Após quase dois anos de pesquisa, foram identificada cerca de 200 obras de Antonio Benetazzo, morto por agentes da Ditadura Militar, que ficarão disponíveis agora para a visitação do público Uma recente pesquisa sobre as vítimas da repressão na época da Ditadura Militar no Brasil revelou 200 obras de arte do artista plástico Antonio Benetazzo, […]
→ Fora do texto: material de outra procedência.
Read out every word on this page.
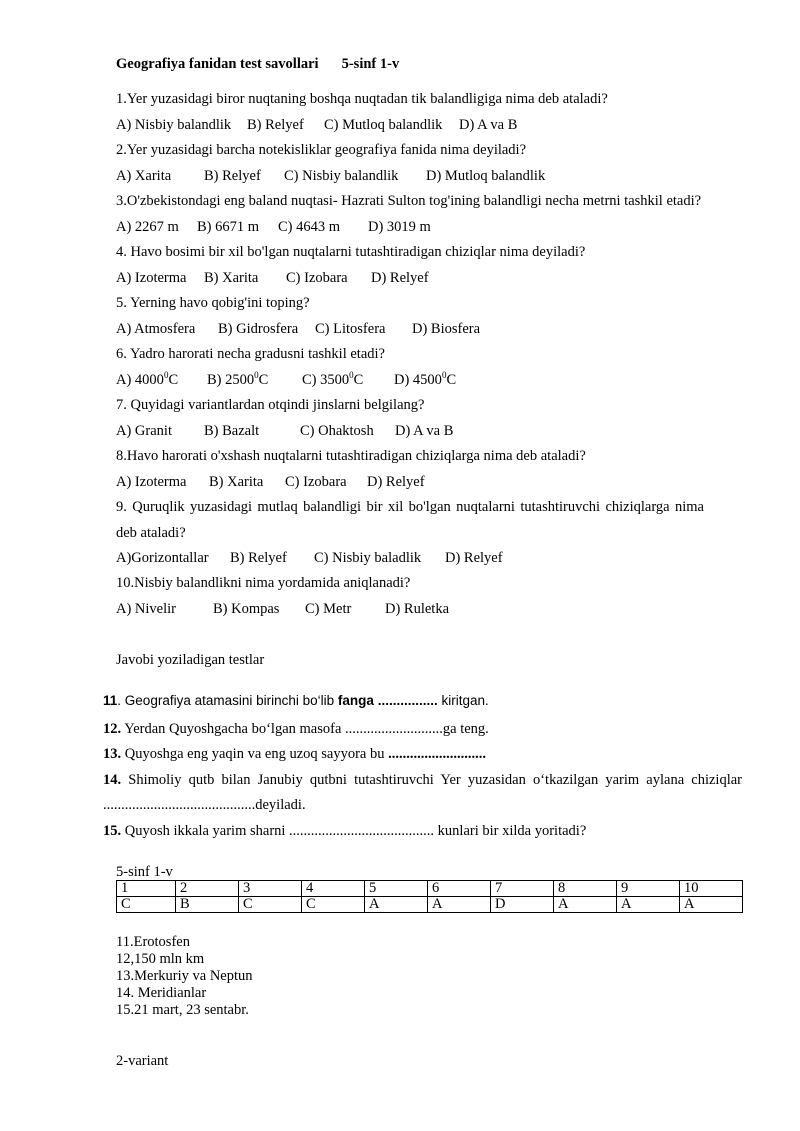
Geografiya fanidan test savollari 5-sinf 1-v
1.Yer yuzasidagi biror nuqtaning boshqa nuqtadan tik balandligiga nima deb ataladi?
A) Nisbiy balandlik B) Relyef C) Mutloq balandlik D) A va B
2.Yer yuzasidagi barcha notekisliklar geografiya fanida nima deyiladi?
A) Xarita B) Relyef C) Nisbiy balandlik D) Mutloq balandlik
3.O'zbekistondagi eng baland nuqtasi- Hazrati Sulton tog'ining balandligi necha metrni tashkil etadi?
A) 2267 m B) 6671 m C) 4643 m D) 3019 m
4. Havo bosimi bir xil bo'lgan nuqtalarni tutashtiradigan chiziqlar nima deyiladi?
A) Izoterma B) Xarita C) Izobara D) Relyef
5. Yerning havo qobig'ini toping?
A) Atmosfera B) Gidrosfera C) Litosfera D) Biosfera
6. Yadro harorati necha gradusni tashkil etadi?
A) 4000$^0$C B) 2500$^0$C C) 3500$^0$C D) 4500$^0$C
7. Quyidagi variantlardan otqindi jinslarni belgilang?
A) Granit B) Bazalt	C) Ohaktosh D) A va B
8.Havo harorati o'xshash nuqtalarni tutashtiradigan chiziqlarga nima deb ataladi?
A) Izoterma B) Xarita C) Izobara D) Relyef
9. Quruqlik yuzasidagi mutlaq balandligi bir xil bo'lgan nuqtalarni tutashtiruvchi chiziqlarga nima
deb ataladi?
A)Gorizontallar B) Relyef C) Nisbiy baladlik D) Relyef
10.Nisbiy balandlikni nima yordamida aniqlanadi?
A) Nivelir	B) Kompas C) Metr D) Ruletka
Javobi yoziladigan testlar
11. Geografiya atamasini birinchi bo‘lib fanga ................ kiritgan.
12. Yerdan Quyoshgacha bo‘lgan masofa ...........................ga teng.
13. Quyoshga eng yaqin va eng uzoq sayyora bu ...........................
14. Shimoliy qutb bilan Janubiy qutbni tutashtiruvchi Yer yuzasidan o‘tkazilgan yarim aylana chiziqlar
..........................................deyiladi.
15. Quyosh ikkala yarim sharni ........................................ kunlari bir xilda yoritadi?
5-sinf 1-v
1	2	3	4	5	6	7	8	9	10
C	B	C	C	A	A	D	A	A	A
11.Erotosfen
12,150 mln km
13.Merkuriy va Neptun
14. Meridianlar
15.21 mart, 23 sentabr.
2-variant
Após quase dois anos de pesquisa, foram identificada cerca de 200 obras de Antonio Benetazzo, morto por agentes da Ditadura Militar, que ficarão disponíveis agora para a visitação do público

Uma recente pesquisa sobre as vítimas da repressão na época da Ditadura Militar no Brasil revelou 200 obras de arte do artista plástico Antonio Benetazzo, que permanecia como um artista clandestino à época. O trabalho será exposto agora em São Paulo, permitindo que a população tenha acesso gratuito à parte das obras.

A mostra ficará em cartaz no Centro Cultural São Paulo, à partir do próximo dia 31 de março. A variedade estilística e os eixos temáticos do autor serão divididos em seis partes, que abrigarão cerca de 90 obras, incluindo os desenhos realizados por volta de 1971, época em que Benetazzo esteve na clandestinidade.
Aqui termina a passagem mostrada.